A declining trend – is it possible to reverse it?

To arrest the rapid decline of production from North Sea fields, more exploration will be needed. With the tax regime recently becoming slightly more investor-friendly, there is an expectation that some more exploration wells will be drilled in the years to come, as we recently reported on. As Thijs Staring from EBN put it: “It’s unlikely we can reverse the trend, but we can at least slow down the decline.”

However, when asked about which areas hold most potential, no clear answer was provided. That is not a surprise, as the Dutch sector is simply a mature province and the well-known plays have been looked at succinctly over the years.

That doesn’t mean the exploration plug can be pulled, it means that companies with a clear exploration vision are required who dare to explore in areas that were previously written off, as the example from Hansa Hydrocarbons in the Dutch-German cross-border area nicely illustrates. A success ONE-Dyas is now actively trying to capitalise on with the development of the Ruby field and drilling of nearby exploration wells.

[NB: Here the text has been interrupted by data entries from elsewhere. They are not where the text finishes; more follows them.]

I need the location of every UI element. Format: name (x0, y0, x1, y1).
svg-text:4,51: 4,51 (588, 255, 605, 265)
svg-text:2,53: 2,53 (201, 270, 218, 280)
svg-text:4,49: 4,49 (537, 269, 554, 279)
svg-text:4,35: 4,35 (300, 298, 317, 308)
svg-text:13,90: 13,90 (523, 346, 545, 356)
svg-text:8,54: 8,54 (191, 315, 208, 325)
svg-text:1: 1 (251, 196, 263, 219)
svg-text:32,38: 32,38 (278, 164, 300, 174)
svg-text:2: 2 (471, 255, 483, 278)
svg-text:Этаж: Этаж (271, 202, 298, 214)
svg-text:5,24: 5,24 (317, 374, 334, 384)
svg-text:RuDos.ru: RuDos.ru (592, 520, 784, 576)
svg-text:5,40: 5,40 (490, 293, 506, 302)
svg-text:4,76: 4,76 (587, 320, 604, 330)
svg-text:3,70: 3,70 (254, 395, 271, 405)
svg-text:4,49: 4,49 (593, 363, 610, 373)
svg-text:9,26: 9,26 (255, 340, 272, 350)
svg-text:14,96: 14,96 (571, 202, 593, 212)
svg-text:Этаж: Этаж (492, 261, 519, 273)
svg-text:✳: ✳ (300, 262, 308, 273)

A contrasting North Sea political landscape

With a carefully balanced consensus, based on mutual agreement amongst the most important North Sea stakeholders, the Dutch have clearly walked a very different path recently than Denmark and Ireland. In these countries, politicians seem to have given in to pressure to halt exploration altogether, probably without more carefully balancing this move against future energy needs. In that sense, the UK have also recognised the need to keep the industry involved when the recent North Sea Transition Deal was announced. Public and political support for the oil and gas industry seems highest in Norway, where many people are dependent of an industry that has meant so much in terms of the nation’s wealth.